К нам, посидеть со мной, тоже никого не удалось залучить.
— Зато если ты сейчас перестанешь ныть и спокойно останешься дома, я буду всем, слышишь, всем знакомым рассказывать, какая ты храбрая. Все узнают! И все будут тебя хвалить. Говорить: «Ах, какая молодец Ксюша! Остается вечером дома одна, а мама может пойти в театр».
При чем тут какие-то «все»? Зачем они мне? Совершенно неинтересно, что они там
Мне страшно, одиноко, скучно…
Уходят. Дверь захлопывается и закрывается на два оборота. Еще слышны шаги на гулкой лестничной площадке, громыхание приехавшего лифта. А если колотить руками в дверь и орать: «Ну мамочка?!»
Не поможет.
Лифт уехал. Тишина.
Везде горит свет, но все равно страшно. Грызу яблоко, пытаюсь читать.

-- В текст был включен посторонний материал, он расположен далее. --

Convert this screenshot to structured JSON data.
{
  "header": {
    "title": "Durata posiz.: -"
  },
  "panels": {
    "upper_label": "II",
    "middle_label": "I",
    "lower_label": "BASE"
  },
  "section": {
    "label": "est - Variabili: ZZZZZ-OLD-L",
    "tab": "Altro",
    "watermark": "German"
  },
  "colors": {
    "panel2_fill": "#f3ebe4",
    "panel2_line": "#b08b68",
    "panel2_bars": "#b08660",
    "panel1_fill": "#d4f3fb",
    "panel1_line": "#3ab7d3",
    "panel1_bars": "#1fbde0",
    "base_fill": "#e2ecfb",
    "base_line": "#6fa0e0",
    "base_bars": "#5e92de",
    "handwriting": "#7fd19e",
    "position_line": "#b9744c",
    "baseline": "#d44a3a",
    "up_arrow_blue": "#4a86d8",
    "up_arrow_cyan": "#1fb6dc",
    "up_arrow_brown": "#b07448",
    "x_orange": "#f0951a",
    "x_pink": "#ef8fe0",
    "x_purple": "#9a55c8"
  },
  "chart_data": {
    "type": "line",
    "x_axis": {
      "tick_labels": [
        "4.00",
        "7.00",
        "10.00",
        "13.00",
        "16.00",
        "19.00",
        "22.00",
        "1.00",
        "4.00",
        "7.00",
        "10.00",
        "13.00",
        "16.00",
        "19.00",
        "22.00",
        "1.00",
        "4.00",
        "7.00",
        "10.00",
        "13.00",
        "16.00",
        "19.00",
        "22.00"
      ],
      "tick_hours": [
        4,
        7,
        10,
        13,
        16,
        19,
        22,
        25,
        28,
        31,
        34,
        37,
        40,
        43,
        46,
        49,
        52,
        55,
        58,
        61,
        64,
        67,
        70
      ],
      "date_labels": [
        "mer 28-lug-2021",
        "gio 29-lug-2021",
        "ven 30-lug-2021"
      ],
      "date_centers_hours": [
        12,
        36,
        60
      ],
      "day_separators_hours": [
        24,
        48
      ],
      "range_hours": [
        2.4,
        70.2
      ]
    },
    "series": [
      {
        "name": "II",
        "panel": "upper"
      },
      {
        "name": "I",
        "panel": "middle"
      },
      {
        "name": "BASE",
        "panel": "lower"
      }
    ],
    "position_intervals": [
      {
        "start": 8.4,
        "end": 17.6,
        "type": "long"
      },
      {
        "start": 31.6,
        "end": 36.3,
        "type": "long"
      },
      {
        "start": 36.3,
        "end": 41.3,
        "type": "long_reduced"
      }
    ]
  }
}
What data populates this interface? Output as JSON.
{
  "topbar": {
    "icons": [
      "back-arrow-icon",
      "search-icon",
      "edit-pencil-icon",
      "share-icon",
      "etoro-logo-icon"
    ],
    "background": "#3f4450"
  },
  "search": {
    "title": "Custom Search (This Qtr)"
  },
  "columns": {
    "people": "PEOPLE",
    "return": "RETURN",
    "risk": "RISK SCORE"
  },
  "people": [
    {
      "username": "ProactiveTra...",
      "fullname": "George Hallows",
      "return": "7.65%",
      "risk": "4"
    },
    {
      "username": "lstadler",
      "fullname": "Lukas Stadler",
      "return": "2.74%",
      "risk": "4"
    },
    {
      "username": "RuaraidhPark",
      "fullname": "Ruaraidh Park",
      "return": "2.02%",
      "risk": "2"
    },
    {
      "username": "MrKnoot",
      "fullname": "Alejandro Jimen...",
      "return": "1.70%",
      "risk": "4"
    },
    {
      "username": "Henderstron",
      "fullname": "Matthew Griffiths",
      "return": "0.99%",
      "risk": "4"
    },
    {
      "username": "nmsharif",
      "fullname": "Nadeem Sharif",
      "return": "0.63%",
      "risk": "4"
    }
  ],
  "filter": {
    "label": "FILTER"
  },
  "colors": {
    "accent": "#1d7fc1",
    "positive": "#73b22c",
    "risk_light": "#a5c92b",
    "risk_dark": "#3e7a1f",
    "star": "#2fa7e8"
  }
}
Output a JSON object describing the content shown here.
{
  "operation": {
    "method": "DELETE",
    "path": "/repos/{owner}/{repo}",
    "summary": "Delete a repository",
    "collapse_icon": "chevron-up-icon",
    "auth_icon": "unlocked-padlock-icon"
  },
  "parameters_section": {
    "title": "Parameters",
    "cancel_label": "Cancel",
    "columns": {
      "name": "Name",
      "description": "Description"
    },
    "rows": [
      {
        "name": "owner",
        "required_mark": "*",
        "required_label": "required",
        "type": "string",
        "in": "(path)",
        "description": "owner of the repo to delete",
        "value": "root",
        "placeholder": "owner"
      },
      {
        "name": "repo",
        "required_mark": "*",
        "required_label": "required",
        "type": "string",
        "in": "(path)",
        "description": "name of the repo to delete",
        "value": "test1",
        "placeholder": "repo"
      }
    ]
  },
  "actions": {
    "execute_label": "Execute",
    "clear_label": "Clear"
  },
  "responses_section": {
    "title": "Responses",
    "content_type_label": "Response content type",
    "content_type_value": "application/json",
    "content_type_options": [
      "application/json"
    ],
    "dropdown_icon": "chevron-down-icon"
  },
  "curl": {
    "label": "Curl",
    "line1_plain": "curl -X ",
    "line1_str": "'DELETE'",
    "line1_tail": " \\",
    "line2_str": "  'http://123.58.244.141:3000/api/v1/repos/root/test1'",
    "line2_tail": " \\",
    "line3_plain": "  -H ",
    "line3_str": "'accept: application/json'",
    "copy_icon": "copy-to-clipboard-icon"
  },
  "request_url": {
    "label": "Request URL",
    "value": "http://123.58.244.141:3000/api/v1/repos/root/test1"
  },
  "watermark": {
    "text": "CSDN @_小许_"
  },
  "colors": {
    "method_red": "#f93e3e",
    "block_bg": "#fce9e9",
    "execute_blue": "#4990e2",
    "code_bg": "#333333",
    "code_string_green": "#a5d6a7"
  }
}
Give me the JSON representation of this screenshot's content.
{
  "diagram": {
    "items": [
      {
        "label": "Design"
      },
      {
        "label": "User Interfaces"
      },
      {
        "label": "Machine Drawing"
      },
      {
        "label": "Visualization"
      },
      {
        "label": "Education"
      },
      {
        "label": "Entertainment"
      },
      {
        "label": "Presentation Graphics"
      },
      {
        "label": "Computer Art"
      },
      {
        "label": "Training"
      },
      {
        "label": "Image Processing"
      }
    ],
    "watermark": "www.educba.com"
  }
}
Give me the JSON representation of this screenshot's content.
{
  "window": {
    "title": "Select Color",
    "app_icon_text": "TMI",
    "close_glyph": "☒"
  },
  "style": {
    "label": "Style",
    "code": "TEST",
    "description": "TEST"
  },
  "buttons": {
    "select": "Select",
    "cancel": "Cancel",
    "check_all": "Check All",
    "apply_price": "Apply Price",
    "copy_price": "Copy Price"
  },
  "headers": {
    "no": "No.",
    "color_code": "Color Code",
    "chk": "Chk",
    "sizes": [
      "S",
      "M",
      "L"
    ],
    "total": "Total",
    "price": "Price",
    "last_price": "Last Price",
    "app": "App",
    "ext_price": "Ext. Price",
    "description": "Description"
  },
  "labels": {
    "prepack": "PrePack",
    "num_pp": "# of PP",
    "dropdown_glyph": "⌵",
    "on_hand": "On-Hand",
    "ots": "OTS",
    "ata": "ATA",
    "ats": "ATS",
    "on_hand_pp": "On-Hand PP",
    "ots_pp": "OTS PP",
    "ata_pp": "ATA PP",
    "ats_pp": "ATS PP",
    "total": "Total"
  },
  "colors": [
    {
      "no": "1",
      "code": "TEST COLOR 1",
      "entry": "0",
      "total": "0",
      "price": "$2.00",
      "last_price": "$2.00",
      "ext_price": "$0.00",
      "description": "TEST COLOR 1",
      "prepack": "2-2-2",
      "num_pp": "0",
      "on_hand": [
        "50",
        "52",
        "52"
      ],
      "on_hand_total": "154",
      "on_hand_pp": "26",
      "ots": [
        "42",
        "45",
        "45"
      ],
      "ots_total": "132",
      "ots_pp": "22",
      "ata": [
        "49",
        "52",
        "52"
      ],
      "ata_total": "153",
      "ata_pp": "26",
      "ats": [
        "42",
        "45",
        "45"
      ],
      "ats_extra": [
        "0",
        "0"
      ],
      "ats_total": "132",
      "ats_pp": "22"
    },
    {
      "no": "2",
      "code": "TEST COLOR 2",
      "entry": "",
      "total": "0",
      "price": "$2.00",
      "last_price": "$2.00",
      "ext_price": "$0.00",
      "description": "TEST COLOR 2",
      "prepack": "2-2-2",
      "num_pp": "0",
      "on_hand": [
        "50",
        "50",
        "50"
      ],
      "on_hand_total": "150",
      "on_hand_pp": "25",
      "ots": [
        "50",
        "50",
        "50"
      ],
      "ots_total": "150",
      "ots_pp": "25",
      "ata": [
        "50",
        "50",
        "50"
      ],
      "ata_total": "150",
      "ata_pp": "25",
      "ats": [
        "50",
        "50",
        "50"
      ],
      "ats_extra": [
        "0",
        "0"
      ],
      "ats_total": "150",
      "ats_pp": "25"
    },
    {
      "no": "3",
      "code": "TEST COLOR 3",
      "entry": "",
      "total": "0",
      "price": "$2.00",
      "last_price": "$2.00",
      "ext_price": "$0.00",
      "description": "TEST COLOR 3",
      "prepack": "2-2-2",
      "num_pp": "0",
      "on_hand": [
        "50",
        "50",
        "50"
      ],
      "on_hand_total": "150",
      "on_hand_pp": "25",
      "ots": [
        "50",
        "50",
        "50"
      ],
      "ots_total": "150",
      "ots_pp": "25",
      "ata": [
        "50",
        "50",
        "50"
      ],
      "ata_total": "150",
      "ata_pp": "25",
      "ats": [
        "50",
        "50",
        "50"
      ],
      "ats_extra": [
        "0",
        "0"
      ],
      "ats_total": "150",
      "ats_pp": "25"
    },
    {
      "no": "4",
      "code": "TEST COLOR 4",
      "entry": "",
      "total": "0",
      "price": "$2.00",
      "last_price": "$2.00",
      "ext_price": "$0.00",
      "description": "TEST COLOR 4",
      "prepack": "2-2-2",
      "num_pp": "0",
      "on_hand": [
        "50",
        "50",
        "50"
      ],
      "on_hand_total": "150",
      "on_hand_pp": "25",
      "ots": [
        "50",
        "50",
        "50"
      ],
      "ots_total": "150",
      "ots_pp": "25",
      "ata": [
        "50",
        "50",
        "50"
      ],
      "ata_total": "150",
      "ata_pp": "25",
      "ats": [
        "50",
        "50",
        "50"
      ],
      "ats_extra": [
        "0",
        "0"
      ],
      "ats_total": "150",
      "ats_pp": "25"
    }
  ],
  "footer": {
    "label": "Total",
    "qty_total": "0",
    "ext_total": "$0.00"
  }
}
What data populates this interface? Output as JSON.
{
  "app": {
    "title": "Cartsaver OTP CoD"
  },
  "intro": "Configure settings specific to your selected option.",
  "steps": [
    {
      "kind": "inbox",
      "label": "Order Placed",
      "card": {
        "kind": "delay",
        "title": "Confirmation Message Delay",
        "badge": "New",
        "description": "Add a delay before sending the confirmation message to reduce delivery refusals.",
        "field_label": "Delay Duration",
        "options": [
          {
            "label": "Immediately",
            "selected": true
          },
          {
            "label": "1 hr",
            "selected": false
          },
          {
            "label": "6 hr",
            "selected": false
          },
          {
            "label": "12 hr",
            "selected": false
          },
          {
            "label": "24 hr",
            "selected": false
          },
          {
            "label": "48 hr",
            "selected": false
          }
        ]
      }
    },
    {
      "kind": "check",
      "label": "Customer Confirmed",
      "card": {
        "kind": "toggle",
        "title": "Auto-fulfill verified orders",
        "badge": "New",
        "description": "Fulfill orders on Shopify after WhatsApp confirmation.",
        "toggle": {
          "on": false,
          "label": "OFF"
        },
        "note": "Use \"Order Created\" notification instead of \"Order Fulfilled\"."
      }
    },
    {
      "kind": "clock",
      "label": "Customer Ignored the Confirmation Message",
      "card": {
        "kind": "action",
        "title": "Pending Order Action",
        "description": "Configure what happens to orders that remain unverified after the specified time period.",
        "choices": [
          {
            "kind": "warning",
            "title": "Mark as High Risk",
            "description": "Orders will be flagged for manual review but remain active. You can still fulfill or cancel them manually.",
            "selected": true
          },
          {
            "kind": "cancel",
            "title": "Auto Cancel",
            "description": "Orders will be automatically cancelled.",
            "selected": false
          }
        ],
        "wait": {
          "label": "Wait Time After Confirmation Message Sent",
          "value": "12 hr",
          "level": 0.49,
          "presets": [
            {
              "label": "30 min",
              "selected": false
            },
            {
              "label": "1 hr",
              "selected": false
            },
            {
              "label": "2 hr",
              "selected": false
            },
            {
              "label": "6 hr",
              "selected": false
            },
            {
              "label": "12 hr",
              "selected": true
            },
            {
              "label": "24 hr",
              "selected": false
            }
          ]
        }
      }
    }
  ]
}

Большое зеркало стоит смирно, но я стараюсь не смотреть на него, потому что если смотреть, оно начнет корчить рожи и грозить пальцем. Читаю дальше. «Маленький оборвыш» или «Без семьи». Как раз по теме.
Что это? Прислушиваюсь. Шаги по крыше. Я на цыпочках перехожу в другую комнату и теперь слышу, как ходят по крыше и там. Это бандиты. Сейчас они будут заглядывать в окна и корчить рожи.
Звонит телефон. Я снимаю трубку и говорю «Але» воспитанным голосом, но в ответ — молчание…
Страшно. До того страшно, что я хватаю цигейковую шубку, ключ, захлопываю дверь и еду на лифте вниз, к лифтерше Шуре.
(Был еще лифтер дядя Гена, однорукий Гена-инвалид. Шура и Гена, добрые люди, я вас помню.)
Как же хорошо у Шуры в каморке! Чайник греется на плитке, Шуре можно почитать вслух, и она похвалит и подивится, как я хорошо читаю.
Шура неправильно говорит по-русски, у нее странная фамилия, она приехала с Западной Украины после войны, она спокойная, добрая, никуда не спешит и не отмахивается от меня.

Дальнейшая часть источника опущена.